KWBY
- Woodburn, Oregon; United States;
- Broadcast area: Portland metropolitan area
- Frequency: 940 kHz
- Branding: La Pantera 940

Programming
- Format: Regional Mexican

Ownership
- Owner: Bustos Media; (Bustos Media Holdings, LLC);

History
- First air date: July 10, 1964
- Former call signs: KWRC (1964–1988)

Technical information
- Licensing authority: FCC
- Facility ID: 165
- Class: D
- Power: 10,000 watts (day); 200 watts (night);
- Transmitter coordinates: 45°10′33.4″N 122°51′1.3″W﻿ / ﻿45.175944°N 122.850361°W
- Translator: 93.3 MHz K227DU (Salem)

Links
- Public license information: Public file; LMS;
- Webcast: Listen live
- Website: laradioportland.com

= KWBY (AM) =

KWBY (940 AM) is a commercial radio station licensed to Woodburn, Oregon, and serves the Portland metropolitan area. Owned by Bustos Media, through licensee Bustos Media Holdings, LLC, it broadcast a Regional Mexican format known as "La Pantera 940".

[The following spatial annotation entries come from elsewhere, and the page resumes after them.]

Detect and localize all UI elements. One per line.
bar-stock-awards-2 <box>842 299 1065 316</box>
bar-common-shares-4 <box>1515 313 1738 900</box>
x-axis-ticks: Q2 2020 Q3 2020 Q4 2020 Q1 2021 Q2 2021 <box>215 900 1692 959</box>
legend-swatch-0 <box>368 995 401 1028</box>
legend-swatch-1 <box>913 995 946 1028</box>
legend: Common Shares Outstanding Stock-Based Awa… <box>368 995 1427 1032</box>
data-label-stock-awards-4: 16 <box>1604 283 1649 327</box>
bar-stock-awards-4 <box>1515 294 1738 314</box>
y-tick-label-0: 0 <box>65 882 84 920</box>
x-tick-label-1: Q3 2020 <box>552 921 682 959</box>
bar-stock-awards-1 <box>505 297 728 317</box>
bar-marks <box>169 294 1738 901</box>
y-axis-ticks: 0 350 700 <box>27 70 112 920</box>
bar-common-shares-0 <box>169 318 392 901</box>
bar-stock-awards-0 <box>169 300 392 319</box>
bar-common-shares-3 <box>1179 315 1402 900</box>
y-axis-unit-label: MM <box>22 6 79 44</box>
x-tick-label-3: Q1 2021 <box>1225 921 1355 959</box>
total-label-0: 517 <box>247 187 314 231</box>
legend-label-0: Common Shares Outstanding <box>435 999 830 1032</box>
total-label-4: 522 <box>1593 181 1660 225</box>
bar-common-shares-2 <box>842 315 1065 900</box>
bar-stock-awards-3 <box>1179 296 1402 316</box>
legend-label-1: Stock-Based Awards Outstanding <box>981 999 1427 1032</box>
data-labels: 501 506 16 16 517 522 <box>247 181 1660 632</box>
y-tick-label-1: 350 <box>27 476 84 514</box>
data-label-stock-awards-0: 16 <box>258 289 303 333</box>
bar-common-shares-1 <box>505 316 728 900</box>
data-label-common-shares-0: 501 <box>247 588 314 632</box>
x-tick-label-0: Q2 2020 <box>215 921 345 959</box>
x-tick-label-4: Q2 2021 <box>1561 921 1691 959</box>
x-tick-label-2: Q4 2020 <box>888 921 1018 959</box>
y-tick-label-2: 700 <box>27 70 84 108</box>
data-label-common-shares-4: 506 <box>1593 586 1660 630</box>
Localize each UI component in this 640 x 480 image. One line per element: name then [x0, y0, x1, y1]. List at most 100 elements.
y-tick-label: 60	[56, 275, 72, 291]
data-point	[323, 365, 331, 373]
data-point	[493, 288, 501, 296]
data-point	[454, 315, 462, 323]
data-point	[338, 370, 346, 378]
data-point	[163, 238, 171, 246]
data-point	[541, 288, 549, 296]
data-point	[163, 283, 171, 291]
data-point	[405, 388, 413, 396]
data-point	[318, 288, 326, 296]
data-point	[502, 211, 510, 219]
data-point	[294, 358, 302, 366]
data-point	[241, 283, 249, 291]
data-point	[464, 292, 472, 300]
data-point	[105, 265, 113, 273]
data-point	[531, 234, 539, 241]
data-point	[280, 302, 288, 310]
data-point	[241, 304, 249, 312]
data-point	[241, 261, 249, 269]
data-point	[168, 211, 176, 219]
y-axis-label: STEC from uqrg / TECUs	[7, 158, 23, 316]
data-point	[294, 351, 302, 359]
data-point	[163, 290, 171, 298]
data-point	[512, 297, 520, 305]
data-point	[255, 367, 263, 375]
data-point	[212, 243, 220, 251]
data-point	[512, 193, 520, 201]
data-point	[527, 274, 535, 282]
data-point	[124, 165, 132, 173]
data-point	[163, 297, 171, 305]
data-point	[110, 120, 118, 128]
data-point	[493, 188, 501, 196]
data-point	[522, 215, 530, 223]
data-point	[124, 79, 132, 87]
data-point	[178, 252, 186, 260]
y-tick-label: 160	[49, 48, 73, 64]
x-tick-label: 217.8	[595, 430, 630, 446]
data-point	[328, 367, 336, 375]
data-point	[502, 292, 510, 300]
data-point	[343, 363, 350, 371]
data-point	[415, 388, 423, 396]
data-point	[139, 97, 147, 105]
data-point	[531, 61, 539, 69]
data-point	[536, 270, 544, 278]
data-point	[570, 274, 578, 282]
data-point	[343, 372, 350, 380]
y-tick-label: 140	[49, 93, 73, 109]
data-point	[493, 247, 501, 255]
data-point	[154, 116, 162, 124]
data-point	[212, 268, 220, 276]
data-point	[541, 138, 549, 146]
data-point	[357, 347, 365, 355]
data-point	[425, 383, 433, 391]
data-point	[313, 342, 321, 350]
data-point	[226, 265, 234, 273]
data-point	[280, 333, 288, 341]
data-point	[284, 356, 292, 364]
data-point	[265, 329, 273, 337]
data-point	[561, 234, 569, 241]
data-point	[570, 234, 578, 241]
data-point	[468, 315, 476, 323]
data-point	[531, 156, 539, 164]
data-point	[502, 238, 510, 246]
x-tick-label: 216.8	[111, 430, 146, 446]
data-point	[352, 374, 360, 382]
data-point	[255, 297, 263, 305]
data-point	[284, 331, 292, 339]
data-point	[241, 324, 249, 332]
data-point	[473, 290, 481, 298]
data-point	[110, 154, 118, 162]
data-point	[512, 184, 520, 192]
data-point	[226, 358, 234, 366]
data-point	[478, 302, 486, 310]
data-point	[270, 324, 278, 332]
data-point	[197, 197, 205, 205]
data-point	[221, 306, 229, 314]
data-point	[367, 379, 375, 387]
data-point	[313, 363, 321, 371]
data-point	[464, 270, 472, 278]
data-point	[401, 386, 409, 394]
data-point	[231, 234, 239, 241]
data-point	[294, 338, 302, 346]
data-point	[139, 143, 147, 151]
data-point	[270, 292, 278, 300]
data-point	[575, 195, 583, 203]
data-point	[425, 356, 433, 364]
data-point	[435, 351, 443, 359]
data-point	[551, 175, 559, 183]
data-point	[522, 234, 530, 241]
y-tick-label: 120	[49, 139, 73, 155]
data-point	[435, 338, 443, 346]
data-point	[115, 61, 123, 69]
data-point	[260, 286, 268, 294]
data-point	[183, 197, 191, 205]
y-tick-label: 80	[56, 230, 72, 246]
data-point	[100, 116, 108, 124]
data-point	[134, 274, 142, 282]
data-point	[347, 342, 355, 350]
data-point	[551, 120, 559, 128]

Programming is heard around the clock on 250-watt FM translator K227DU at 93.3 MHz in Salem.

==History==
The station signed on the air on July 10, 1964. Its original call sign was KWRC. It began as a daytimer station, powered from dawn to dusk at 250 watts but required to go off the air at night. It aired a middle of the road (MOR) format of popular music, news and sports.

In 1988, it changed its call letters to KWBY. It later switched to Regional Mexican music with Spanish-language programming for Oregon's growing Hispanic population.